Em segundo lugar, porque as fraudes aumentam as desigualdades sociais e económicas. fazendo que, todos os dias, haja populações que não consigam alimentar-se, que não tenham casa, que morram de fome. À escala mundial, internacional, nacional e local, há processos de distribuição do rendimento que faz com que uns (muito poucos) vivam à custa do bem estar de muitos outros.

Em terceiro lugar, porque nos ajudam a compreender os efectivos significados de muitas medidas que parecem ser para nosso bem. Até nas leis, esse «sagrado» espaço que deveria ter como objectivo o bem das populações e, no que aqui nos ocupa, o combate à fraude, surge como permissor, ou potenciador daquelas!

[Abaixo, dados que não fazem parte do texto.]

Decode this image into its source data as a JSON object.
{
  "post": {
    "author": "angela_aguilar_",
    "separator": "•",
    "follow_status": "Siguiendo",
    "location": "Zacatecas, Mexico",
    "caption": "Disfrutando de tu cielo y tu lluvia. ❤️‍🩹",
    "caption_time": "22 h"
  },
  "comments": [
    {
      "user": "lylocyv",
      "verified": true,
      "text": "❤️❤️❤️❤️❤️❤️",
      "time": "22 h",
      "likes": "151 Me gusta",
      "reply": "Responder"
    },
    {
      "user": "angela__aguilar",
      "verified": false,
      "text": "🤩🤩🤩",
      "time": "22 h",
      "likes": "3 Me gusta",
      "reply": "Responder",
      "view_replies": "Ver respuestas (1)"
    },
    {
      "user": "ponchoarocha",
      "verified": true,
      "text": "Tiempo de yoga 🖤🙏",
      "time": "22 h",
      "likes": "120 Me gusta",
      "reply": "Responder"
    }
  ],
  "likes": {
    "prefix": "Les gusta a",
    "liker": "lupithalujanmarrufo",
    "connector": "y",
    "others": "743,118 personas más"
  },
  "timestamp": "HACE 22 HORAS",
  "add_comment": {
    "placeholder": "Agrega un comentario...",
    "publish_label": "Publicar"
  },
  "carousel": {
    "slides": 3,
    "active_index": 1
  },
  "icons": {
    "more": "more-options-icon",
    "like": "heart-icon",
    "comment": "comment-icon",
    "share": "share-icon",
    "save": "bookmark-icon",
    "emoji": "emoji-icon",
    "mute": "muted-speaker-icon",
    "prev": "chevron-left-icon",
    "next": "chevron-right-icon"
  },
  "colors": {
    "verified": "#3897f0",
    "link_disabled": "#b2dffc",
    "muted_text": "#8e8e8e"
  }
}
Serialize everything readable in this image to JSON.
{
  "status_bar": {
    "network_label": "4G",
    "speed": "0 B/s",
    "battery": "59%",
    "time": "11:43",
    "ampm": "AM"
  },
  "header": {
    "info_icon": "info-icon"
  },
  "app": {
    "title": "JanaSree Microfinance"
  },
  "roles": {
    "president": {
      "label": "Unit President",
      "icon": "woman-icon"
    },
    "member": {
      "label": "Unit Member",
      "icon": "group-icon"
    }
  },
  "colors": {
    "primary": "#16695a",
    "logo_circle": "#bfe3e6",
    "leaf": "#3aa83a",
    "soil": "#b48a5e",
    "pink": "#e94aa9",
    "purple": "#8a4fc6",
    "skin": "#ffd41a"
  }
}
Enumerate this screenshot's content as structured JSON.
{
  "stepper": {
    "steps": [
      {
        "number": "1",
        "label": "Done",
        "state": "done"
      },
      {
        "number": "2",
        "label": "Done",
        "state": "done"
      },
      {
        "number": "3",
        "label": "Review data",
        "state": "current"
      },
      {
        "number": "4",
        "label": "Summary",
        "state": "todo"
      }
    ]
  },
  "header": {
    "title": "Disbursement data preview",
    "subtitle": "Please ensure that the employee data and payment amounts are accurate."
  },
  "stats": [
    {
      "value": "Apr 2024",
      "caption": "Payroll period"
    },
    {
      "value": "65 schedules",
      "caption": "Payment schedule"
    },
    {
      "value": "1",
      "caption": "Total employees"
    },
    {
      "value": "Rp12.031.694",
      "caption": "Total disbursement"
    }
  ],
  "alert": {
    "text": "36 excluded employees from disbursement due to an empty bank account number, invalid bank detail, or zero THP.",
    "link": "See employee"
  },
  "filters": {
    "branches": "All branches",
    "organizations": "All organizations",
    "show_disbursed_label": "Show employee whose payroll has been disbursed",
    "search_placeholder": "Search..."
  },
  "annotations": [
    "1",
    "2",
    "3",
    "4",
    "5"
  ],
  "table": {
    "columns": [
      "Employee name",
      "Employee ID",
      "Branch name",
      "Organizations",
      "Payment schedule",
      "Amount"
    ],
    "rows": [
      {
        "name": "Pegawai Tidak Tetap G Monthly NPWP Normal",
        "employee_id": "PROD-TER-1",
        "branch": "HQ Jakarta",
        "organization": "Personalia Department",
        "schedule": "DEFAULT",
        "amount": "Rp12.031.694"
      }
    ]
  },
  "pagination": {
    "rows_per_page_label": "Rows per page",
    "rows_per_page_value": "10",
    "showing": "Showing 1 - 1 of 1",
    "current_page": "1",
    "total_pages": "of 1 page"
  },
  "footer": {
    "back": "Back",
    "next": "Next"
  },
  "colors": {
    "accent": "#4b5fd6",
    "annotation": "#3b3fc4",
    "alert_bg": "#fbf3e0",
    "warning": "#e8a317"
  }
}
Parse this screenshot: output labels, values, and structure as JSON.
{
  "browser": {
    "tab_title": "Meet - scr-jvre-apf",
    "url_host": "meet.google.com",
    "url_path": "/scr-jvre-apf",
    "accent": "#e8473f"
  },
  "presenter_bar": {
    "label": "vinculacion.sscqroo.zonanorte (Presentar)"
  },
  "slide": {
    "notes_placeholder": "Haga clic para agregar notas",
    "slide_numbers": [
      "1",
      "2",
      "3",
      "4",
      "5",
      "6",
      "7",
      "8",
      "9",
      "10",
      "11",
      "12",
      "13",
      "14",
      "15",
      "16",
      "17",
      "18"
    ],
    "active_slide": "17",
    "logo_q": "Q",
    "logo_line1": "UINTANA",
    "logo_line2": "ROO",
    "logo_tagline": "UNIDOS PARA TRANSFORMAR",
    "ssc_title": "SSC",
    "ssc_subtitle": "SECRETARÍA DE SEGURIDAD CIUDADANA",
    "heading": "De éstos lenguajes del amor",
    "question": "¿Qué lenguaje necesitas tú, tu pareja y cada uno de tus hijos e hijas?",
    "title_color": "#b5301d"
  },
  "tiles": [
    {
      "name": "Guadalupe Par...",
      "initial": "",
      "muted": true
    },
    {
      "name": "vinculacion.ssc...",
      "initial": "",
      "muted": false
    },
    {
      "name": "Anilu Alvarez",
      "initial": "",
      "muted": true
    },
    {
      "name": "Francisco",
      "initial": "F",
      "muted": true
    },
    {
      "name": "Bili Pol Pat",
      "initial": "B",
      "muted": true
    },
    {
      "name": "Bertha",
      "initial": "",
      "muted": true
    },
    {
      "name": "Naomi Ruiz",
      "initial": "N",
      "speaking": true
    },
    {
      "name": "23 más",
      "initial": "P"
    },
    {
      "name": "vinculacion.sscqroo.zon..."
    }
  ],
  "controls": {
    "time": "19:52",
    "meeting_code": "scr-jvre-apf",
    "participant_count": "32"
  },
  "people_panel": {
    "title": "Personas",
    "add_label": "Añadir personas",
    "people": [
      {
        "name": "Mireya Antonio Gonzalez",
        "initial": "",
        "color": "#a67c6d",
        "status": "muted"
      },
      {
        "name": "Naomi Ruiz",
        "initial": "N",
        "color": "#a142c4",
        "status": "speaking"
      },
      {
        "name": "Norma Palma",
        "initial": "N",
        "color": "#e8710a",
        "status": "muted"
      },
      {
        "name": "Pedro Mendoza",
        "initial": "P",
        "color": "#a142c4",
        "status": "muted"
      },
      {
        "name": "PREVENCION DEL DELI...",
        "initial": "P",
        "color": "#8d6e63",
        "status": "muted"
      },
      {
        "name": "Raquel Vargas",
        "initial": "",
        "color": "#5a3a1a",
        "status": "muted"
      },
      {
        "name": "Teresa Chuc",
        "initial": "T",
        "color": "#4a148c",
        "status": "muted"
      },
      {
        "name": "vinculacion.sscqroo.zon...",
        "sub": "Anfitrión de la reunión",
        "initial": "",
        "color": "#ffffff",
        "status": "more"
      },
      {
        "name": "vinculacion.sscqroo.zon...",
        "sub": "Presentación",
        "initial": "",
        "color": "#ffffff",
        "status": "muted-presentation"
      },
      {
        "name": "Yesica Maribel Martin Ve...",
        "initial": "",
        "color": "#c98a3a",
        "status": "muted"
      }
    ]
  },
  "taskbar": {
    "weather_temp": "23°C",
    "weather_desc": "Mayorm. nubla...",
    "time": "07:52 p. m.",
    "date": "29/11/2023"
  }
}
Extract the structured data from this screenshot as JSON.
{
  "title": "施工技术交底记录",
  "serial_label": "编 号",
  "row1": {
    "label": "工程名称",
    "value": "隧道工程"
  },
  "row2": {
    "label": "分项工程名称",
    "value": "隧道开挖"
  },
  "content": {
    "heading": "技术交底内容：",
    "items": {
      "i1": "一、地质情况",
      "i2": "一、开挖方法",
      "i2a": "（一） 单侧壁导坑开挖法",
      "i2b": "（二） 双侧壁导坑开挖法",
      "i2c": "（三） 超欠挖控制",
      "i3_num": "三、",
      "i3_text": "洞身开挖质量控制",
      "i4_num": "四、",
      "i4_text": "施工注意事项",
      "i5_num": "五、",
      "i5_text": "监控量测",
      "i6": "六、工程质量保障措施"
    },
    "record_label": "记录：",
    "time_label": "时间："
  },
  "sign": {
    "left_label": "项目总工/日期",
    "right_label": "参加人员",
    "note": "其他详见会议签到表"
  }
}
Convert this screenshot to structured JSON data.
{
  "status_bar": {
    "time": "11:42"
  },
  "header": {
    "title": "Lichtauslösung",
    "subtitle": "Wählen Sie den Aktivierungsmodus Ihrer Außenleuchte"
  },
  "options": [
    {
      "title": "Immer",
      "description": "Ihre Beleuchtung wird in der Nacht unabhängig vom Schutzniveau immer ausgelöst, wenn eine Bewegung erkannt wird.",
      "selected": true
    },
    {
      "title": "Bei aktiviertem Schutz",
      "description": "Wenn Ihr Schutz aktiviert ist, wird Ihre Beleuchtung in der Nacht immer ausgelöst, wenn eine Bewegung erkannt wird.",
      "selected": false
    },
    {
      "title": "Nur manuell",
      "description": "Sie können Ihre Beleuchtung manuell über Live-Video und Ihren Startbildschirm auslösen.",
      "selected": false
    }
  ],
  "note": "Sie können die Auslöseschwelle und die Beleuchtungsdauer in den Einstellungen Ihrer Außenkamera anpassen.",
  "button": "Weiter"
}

Em último lugar, para simplificar este texto, que se pretende sintético, porque a fraude permite que o vastíssimo mundo do crime organizado torne, aparentemente, legal, logo imaculado, as suas fortunas, via branqueamento do rendimento, o que permite, por um lado, reforçar a sua actividade ilegal, e, por outro, controlar os Estados, apropriar-se de sectores económicos e sociais estratégicos, de empresas de que todos nós dependemos.

Creio que do que foi dito se deduz a importância de se abordar, em todos espaços possíveis, as problemáticas da fraude, assim como muitos outros temas que ultrapassam a nossa competência. Sobretudo, se for feita de forma rigorosa, estudada. Por tudo isso o OBEGEF – Observatório de Economia e Gestão de Fraude é uma entidade importante pelo número de especialistas que engloba (investigadores, técnicos, professores, polícias, empresários, gestores públicos, etc.) com formações muito diversificadas (economistas, juristas, criminólogos, antropólogos, sociólogos, matemáticos, engenheiros, … especialistas em compliance, segurança informática, auditorias de vários tipos,  etc.) que garantem, sempre que necessário, uma abordagem interdisciplinar.

Podemos, assim, questionarmo-nos por que razão uma publicação jornalística nega a publicação dessas crónicas sobre a fraude, sobretudo quando elas utilizam o espaço da internet (tendencialmente «infinito») e de forma gratuita, coisa pouco vista, e contra o paradigma dominante da Economia que afirma bem alto que «não há almoços grátis».

Pensámos colocar algumas hipóteses e resultados de investigação, mas deixamos ao leitor o integral espaço para essas lucubrações sobre as causas do presente «divórcio», por razões que nos são alheias.